As I consider this, I think about what the Sunday of Orthodoxy is really for. As Sister Vassa reminds us in a brilliant video about the Triumph of Orthodoxy, the triumph that we celebrate is the triumph in 843 of the veneration of icons; it has nothing to do with what she terms the triumphalism of Orthodoxy, the idea that we in the Byzantine churches are better than everyone else. In this vein, I recently read a very enlightening piece by the Greek Orthodox theologian John Panteleimon Manoussakis on what exactly was the triumph in the veneration of icons: it is that the image of the image of G-d pervades the natural order such that the materiality of the icons communicates the grace of G-d to us. In this sense, there is a clarifying movement (Manoussakis argues) from the economy of salvation to an iconomy of veneration. In fact, it is for this reason that an icon of the Theotokos of Iveron, the Keeper of the Door, hangs at my front door; the legend is that this icon escaped the wrath of the iconoclasts and swam across the sea to Mount Athos, where the monks quickly learned that it was not they who would have to protect the icon, but that the Theotokos would keep their gate. What this story tells me is that Orthodoxy is not me protecting the church against heresy; it is the Church as a mother who guards me from defacing the icons.
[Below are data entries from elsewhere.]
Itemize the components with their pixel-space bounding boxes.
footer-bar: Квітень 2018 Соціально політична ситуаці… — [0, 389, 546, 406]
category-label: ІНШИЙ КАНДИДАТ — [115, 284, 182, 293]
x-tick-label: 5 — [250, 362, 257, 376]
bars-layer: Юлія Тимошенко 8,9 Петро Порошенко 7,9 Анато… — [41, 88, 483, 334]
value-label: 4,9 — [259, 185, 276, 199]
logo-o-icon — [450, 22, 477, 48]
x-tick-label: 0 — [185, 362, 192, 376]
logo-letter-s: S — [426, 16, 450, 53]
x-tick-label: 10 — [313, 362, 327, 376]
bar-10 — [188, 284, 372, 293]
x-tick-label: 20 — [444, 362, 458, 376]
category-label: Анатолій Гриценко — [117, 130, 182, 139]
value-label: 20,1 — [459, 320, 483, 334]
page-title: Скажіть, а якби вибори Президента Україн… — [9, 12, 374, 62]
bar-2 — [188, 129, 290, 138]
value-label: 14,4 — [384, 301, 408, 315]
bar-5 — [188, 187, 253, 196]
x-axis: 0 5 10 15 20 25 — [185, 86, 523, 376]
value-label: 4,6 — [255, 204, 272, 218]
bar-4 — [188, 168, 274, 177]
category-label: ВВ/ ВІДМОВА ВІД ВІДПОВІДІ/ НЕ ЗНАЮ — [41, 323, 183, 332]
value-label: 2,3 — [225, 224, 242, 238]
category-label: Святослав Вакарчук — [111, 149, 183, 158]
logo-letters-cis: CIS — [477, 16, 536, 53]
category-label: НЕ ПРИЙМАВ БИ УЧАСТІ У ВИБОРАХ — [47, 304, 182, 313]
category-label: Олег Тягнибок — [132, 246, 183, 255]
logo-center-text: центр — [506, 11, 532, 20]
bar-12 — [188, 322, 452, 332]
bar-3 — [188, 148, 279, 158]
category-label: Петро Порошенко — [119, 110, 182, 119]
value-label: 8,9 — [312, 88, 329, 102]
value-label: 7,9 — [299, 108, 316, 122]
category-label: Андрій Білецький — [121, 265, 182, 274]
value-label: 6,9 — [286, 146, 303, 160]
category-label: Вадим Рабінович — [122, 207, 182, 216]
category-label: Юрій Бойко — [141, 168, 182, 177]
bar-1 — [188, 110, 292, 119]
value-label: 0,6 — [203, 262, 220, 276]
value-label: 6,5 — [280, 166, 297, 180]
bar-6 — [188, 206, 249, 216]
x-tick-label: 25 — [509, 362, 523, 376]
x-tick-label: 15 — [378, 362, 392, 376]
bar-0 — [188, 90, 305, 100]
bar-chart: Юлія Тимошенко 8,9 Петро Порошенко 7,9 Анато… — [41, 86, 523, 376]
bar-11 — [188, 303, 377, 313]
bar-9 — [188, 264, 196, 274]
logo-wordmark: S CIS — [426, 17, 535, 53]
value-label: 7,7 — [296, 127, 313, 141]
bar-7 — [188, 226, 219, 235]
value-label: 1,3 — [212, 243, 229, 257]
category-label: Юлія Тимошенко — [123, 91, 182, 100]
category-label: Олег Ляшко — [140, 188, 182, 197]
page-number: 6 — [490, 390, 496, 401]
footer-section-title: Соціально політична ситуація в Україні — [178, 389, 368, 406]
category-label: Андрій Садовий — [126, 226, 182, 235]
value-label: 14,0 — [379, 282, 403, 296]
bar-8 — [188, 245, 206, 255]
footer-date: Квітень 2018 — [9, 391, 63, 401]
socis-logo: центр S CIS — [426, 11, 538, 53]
Whatever the heresies that irk me, then, and that deserve the anathemas we sing on this Sunday of Orthodoxy, these reflections lead me to reflect on whether my participation in my own church and in the Great Fast is actually making me shine myself as an icon reflecting the light of Christ. It is only in this iconomy, after all, that the anathemas pronounced against the heresies make any sense, for the heresies are the ideas that will cloud and confuse the light of Christ from enlightening the material order, the body that I have that is the temple of the Holy Spirit. The Sunday of Orthodoxy is thus a day for me to ask for mercy, to anathematize the heresies in my own life, especially the temptations within Byzantine Christianity toward ethno-nationalism (what is termed ‘ethnophyletism,’ or as my spiritual father likes to put it, ‘ecclesial racism’) where the politics of identity turn my body and my mind from the icon that I was created to be into an idol. As much as I despise the heterodoxy of the eternal subordination of the Son for its convergences with Arianism to justify defacing the female icon that fully reflects the light of Christ shining on her – I might point out here that the Triumph of Orthodoxy icon centers the image of the Most Holy Theotokos – what I really have to worry about is the constant problem in my own participation in the life of my church toward the triumphalistic idolatry of identity politics. Let my anathemas be against my own idolatry, and as I continue to pray the prayer of Holy Ephrem the Syrian, let me see my own sins and not judge my sisters and brothers, for You are blessed, both now and ever and for ages of ages, amen.